作为此链接的非线性回归分析的输出图
https://stats.stackexchange.com/questions/209087/non-linear-regression-mixed-model
有了这个数据集:
zz <-(" iso temp diam
Itiquira 22 5.0
Itiquira 22 4.7
Itiquira 22 5.4
Itiquira 25 5.8
Itiquira 25 5.4
Itiquira 25 5.0
Itiquira 28 4.9
Itiquira 28 5.2
Itiquira 28 5.2
Itiquira 31 4.2
Itiquira 31 4.0
Itiquira 31 4.1
Londrina 22 4.5
Londrina 22 5.0
Londrina 22 4.4
Londrina 25 5.0
Londrina 25 5.5
Londrina 25 5.3
Londrina 28 4.6
Londrina 28 4.3
Londrina 28 4.9
Londrina 31 4.4
Londrina 31 4.1
Londrina 31 4.4
Sinop 22 4.5
Sinop 22 5.2
Sinop 22 4.6
Sinop 25 5.7
Sinop 25 5.9
Sinop 25 5.8
Sinop 28 6.0
Sinop 28 5.5
Sinop 28 5.8
Sinop 31 4.5
Sinop 31 4.6
Sinop 31 4.3"
)
df <- read.table(text=zz, header = TRUE)
这个拟合模型,带有四个参数:
thx:最佳温度
thy: 最佳直径
thq:曲率
thc:偏度
library(nlme)
df <- groupedData(diam ~ temp | iso, data = df, order = FALSE)

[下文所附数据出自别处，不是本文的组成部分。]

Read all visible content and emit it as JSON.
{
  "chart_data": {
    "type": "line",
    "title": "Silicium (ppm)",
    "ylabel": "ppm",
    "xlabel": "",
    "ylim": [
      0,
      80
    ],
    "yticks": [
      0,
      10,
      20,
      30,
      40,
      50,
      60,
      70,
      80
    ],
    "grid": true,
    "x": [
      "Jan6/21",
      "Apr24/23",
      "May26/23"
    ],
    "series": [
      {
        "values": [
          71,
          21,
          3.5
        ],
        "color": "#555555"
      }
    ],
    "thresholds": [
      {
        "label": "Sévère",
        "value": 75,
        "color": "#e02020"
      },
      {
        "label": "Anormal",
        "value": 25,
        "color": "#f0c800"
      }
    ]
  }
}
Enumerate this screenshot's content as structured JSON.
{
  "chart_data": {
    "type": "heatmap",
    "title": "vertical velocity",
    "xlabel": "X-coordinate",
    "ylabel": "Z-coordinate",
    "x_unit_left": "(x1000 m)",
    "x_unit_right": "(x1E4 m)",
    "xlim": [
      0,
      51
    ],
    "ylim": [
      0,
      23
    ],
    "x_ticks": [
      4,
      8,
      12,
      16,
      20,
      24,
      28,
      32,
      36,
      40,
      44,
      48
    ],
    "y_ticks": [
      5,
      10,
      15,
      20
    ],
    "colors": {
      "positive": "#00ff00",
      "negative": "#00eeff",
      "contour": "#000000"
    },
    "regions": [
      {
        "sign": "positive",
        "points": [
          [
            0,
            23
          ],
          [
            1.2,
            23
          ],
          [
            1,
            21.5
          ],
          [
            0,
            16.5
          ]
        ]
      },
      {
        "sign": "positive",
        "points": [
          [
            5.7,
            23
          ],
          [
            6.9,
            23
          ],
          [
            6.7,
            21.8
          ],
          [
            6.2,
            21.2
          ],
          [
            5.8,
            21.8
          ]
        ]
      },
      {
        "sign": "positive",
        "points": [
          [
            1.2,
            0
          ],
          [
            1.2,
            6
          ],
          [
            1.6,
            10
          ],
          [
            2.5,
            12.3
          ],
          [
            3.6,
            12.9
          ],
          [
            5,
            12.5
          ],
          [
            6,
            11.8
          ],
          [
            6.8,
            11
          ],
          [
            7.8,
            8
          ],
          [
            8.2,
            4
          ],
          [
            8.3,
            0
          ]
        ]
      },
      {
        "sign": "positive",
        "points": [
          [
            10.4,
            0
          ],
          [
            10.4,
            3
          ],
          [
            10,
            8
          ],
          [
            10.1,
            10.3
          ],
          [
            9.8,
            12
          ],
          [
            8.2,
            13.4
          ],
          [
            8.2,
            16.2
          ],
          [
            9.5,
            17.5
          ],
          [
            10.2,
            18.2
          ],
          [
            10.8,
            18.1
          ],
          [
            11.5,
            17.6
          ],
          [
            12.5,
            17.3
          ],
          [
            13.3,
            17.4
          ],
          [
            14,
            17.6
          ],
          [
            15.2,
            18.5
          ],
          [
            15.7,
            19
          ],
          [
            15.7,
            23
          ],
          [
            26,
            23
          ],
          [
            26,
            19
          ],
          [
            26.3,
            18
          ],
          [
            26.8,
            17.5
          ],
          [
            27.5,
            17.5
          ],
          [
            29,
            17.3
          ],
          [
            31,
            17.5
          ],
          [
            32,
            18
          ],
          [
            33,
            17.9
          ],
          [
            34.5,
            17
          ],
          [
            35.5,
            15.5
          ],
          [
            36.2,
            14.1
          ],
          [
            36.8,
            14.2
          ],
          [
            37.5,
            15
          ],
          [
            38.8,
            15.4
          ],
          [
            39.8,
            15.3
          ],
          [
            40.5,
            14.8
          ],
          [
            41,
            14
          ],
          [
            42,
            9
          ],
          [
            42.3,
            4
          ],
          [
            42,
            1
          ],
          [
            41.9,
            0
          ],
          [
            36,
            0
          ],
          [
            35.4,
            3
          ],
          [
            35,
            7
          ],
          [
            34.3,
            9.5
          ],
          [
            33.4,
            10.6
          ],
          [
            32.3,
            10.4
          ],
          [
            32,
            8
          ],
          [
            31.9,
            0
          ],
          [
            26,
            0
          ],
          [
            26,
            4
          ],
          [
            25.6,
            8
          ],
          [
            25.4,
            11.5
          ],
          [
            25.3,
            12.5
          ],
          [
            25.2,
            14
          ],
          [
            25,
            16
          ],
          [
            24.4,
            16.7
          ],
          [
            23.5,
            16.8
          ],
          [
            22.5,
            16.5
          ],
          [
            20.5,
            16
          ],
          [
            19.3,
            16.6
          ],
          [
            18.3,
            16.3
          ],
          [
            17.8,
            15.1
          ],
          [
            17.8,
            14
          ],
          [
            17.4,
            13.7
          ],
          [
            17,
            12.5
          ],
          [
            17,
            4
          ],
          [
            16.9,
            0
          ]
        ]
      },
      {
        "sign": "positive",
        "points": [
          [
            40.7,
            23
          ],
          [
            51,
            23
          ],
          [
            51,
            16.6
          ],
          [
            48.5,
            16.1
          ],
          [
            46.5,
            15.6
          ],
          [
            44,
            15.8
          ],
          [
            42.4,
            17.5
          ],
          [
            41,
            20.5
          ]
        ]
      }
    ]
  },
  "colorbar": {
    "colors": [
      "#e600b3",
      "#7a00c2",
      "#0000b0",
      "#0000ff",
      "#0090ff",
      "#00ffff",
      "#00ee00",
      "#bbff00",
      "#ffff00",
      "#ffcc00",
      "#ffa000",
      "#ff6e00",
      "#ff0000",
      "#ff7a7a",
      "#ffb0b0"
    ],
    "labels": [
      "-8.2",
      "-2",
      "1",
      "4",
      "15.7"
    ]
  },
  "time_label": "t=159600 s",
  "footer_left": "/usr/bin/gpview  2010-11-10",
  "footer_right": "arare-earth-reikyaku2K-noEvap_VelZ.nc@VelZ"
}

n0 <- nlsList(diam ~ thy * exp(thq * (temp - thx)^2 + thc * (temp - thx)^3),
data = df,
start = c(thy = 5.5, thq = -0.01, thx = 25, thc = -0.001))
> n0
# Call:
# Model: diam ~ thy * exp(thq * (temp - thx)^2 + thc * (temp - thx)^3) | iso
# Coefficients:
thy thq thx thc
# Itiquira 5.403118 -0.007258245 25.28318 -0.0002075323
# Londrina 5.298662 -0.018291649 24.40439 0.0020454476
# Sinop 5.949080 -0.012501783 26.44975 -0.0002945292
# Degrees of freedom: 36 total; 24 residual
# Residual standard error: 0.2661453
有没有办法在ggplot中绘制拟合值,比如smooth()的特定函数?
我想我找到了...(基于 http://rforbiochemists.blogspot.com.br/2015/06/plotting-two-enzyme-plots-with-ggplot.html)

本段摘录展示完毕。